What’s that smell? Why is the floor sticky? What’s this gross stuff on the bin I’m putting my bottles into?

What you’re noticing is beer, wine, whisky, gin, and schnapps, basically the residue of every imaginable alcoholic concoction. The better question is why is there often a film of said residue coating the counters and floors of stores across the province?

The answer is competition.

The Beer Store is the only place where bottles and cans can be redeemed for their deposit. While the not-for-profit Beer Store makes a pretty penny managing recyclables, there is no monetary incentive for the company to improve its retail experience. Of course, the Beer Store is beholden to its big brewer parents who are reluctant to invest in store-level infrastructure. After all if Molson Coors Brewing wanted to spend money to make the store nicer, that could help the competition like Mill Street Brewery sell some cases. And we can’t have that.

Plus, it’s a dirty job sorting the TBS (the Beer Store) bottles from the ODR (Ontario Deposit Return) bottles. Have you ever tried to figure out how many sticky empty beer cans are inside a trash bag? I have. It’s not pretty. Entry level employment at the Beer Store means a lot of time getting up close and personal with mouldy stale beer, cases crawling with insects, and bottles filled with a variety of unidentifiable substances.

Are you really keeping beer out of the hands of minors?

Yes and no.

“ID 25” is embroidered on the uniform of every employee. Internally, the act of asking for ID is called a “challenge.” The number of challenges an employee makes per shift is often closely monitored by management. When The Beer Store says they take asking for valid ID seriously, I know first-hand that they are aren’t kidding. Failing to ID a mystery shopper has serious consequences for complacent workers.

Here’s where it all falls apart. A group of high school kids stands out in the parking lot, waiting for somebody who looks like they could use a few bucks. (It doesn’t take long to find one. For many of Toronto’s homeless, collecting bottles and cans and returning them to the Beer Store is practically an industry on to itself.) He’s going into the store anyways, and they hand over cash for a case.

Many of these “bottle collectors” are regular customers. I knew many by name. When I see a man who barely scrapes together $2 for a can of Laker Ice every day buying a nearly $50 case of Stella Artois, it raises a red flag. Training dictates that I inform the individual that purchasing for minors is against the law, but I cannot refuse to sell him the beer. On several occasions, I followed people I suspected of buying for minors out of the store where I saw them handing off alcohol to eagerly awaiting minors.
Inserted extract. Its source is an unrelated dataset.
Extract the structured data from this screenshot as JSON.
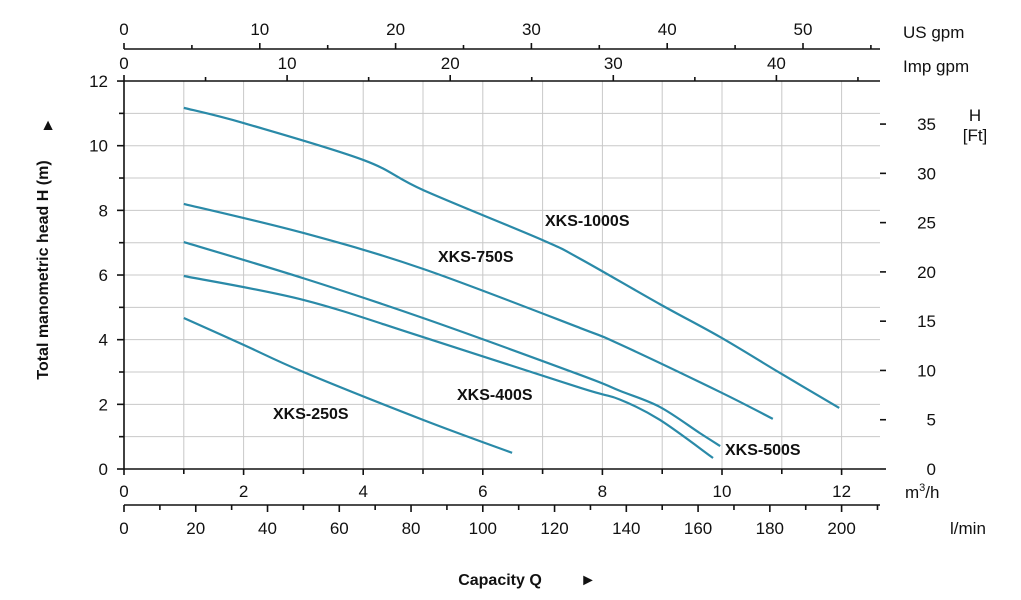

My eye witness account of these transactions was not enough for management to allow me to refuse a sale. All they have to say is “I’m buying this for myself.”
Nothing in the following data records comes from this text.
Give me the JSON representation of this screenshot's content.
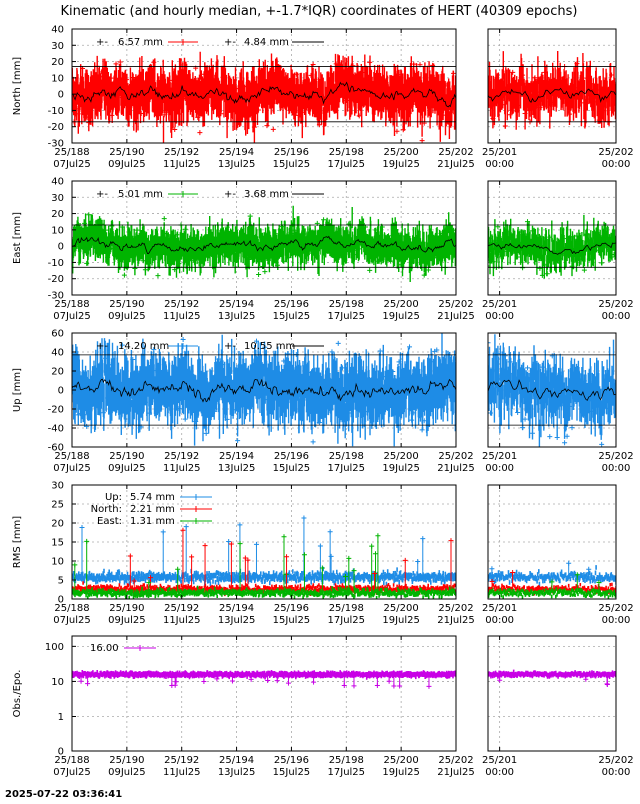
{
  "title": "Kinematic (and hourly median, +-1.7*IQR) coordinates of HERT (40309 epochs)",
  "timestamp": "2025-07-22 03:36:41",
  "colors": {
    "north": "#ff0000",
    "east": "#00b400",
    "up": "#1e8ce6",
    "obs": "#c800e6",
    "median": "#000000"
  },
  "chart_data": [
    {
      "id": "north",
      "type": "scatter",
      "ylabel": "North [mm]",
      "ylim": [
        -30,
        40
      ],
      "yticks": [
        "40",
        "30",
        "20",
        "10",
        "0",
        "-10",
        "-20",
        "-30"
      ],
      "yvals": [
        40,
        30,
        20,
        10,
        0,
        -10,
        -20,
        -30
      ],
      "band": [
        17,
        -17
      ],
      "legend": [
        {
          "label": "6.57 mm",
          "series": "kinematic"
        },
        {
          "label": "4.84 mm",
          "series": "median"
        }
      ],
      "spread": 6.57,
      "grid": true
    },
    {
      "id": "east",
      "type": "scatter",
      "ylabel": "East [mm]",
      "ylim": [
        -30,
        40
      ],
      "yticks": [
        "40",
        "30",
        "20",
        "10",
        "0",
        "-10",
        "-20",
        "-30"
      ],
      "yvals": [
        40,
        30,
        20,
        10,
        0,
        -10,
        -20,
        -30
      ],
      "band": [
        13,
        -13
      ],
      "legend": [
        {
          "label": "5.01 mm",
          "series": "kinematic"
        },
        {
          "label": "3.68 mm",
          "series": "median"
        }
      ],
      "spread": 5.01,
      "grid": true
    },
    {
      "id": "up",
      "type": "scatter",
      "ylabel": "Up [mm]",
      "ylim": [
        -60,
        60
      ],
      "yticks": [
        "60",
        "40",
        "20",
        "0",
        "-20",
        "-40",
        "-60"
      ],
      "yvals": [
        60,
        40,
        20,
        0,
        -20,
        -40,
        -60
      ],
      "band": [
        37,
        -37
      ],
      "legend": [
        {
          "label": "14.20 mm",
          "series": "kinematic"
        },
        {
          "label": "10.55 mm",
          "series": "median"
        }
      ],
      "spread": 14.2,
      "grid": true
    },
    {
      "id": "rms",
      "type": "scatter",
      "ylabel": "RMS [mm]",
      "ylim": [
        0,
        30
      ],
      "yticks": [
        "30",
        "25",
        "20",
        "15",
        "10",
        "5",
        "0"
      ],
      "yvals": [
        30,
        25,
        20,
        15,
        10,
        5,
        0
      ],
      "legend": [
        {
          "name": "Up:",
          "label": "5.74 mm",
          "series": "up"
        },
        {
          "name": "North:",
          "label": "2.21 mm",
          "series": "north"
        },
        {
          "name": "East:",
          "label": "1.31 mm",
          "series": "east"
        }
      ],
      "grid": true
    },
    {
      "id": "obs",
      "type": "scatter",
      "ylabel": "Obs./Epo.",
      "scale": "log",
      "yticks": [
        "100",
        "10",
        "1",
        "0"
      ],
      "legend": [
        {
          "label": "16.00",
          "series": "obs"
        }
      ],
      "level": 16,
      "grid": true
    }
  ],
  "xaxis_main": {
    "xlim": [
      188,
      202
    ],
    "ticks": [
      {
        "x": 188,
        "top": "25/188",
        "bottom": "07Jul25"
      },
      {
        "x": 190,
        "top": "25/190",
        "bottom": "09Jul25"
      },
      {
        "x": 192,
        "top": "25/192",
        "bottom": "11Jul25"
      },
      {
        "x": 194,
        "top": "25/194",
        "bottom": "13Jul25"
      },
      {
        "x": 196,
        "top": "25/196",
        "bottom": "15Jul25"
      },
      {
        "x": 198,
        "top": "25/198",
        "bottom": "17Jul25"
      },
      {
        "x": 200,
        "top": "25/200",
        "bottom": "19Jul25"
      },
      {
        "x": 202,
        "top": "25/202",
        "bottom": "21Jul25"
      }
    ]
  },
  "xaxis_zoom": {
    "xlim": [
      200.9,
      202
    ],
    "ticks": [
      {
        "x": 201,
        "top": "25/201",
        "bottom": "00:00"
      },
      {
        "x": 202,
        "top": "25/202",
        "bottom": "00:00"
      }
    ]
  }
}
Why are Beer Store employees so rude?

I’ve personally taken offence to this question on a number of occasions. I always did my best to serve my customers in a polite and professional manner and firmly believe there is no excuse for not maintaining that standard.

That said, I have witnessed behavior in the Beer Stores I worked in that I could never imagine happening in any other retail environment.
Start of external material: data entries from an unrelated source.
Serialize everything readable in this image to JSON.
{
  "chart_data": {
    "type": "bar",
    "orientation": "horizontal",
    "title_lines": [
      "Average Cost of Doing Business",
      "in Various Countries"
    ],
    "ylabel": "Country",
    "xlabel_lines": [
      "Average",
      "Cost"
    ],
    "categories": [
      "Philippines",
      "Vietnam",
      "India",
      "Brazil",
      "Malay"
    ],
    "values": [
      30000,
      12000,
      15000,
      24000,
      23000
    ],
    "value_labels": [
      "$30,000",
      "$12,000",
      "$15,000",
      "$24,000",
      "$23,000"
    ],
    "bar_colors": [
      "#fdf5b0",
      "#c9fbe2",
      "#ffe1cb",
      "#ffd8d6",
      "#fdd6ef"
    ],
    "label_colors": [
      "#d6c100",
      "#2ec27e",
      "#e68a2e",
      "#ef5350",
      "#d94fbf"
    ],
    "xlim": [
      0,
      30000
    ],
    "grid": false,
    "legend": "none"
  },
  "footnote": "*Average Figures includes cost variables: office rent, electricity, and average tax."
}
People included rotting garbage with their empties.
Full blown screaming matches would arise over who was first in the empties queue.
A man once threw cans at me, counting them, “one, two, three, four,” when I caught him demanding the deposit for more than he had.
My life has been threatened, and I’ve been called every name in the book.

Ask any Beer Store employee about some of their interactions with customers and settle in for a shocking tale.

While it may seem that my intention is to drag my former employer through the mud while it's under public scrutiny, that’s not the case. I stood behind the counter with many hardworking and professional people during my years at The Beer Store, many of them voiced profound insights regarding the state of the company and how beer should be sold in Ontario. More of them need to be heard.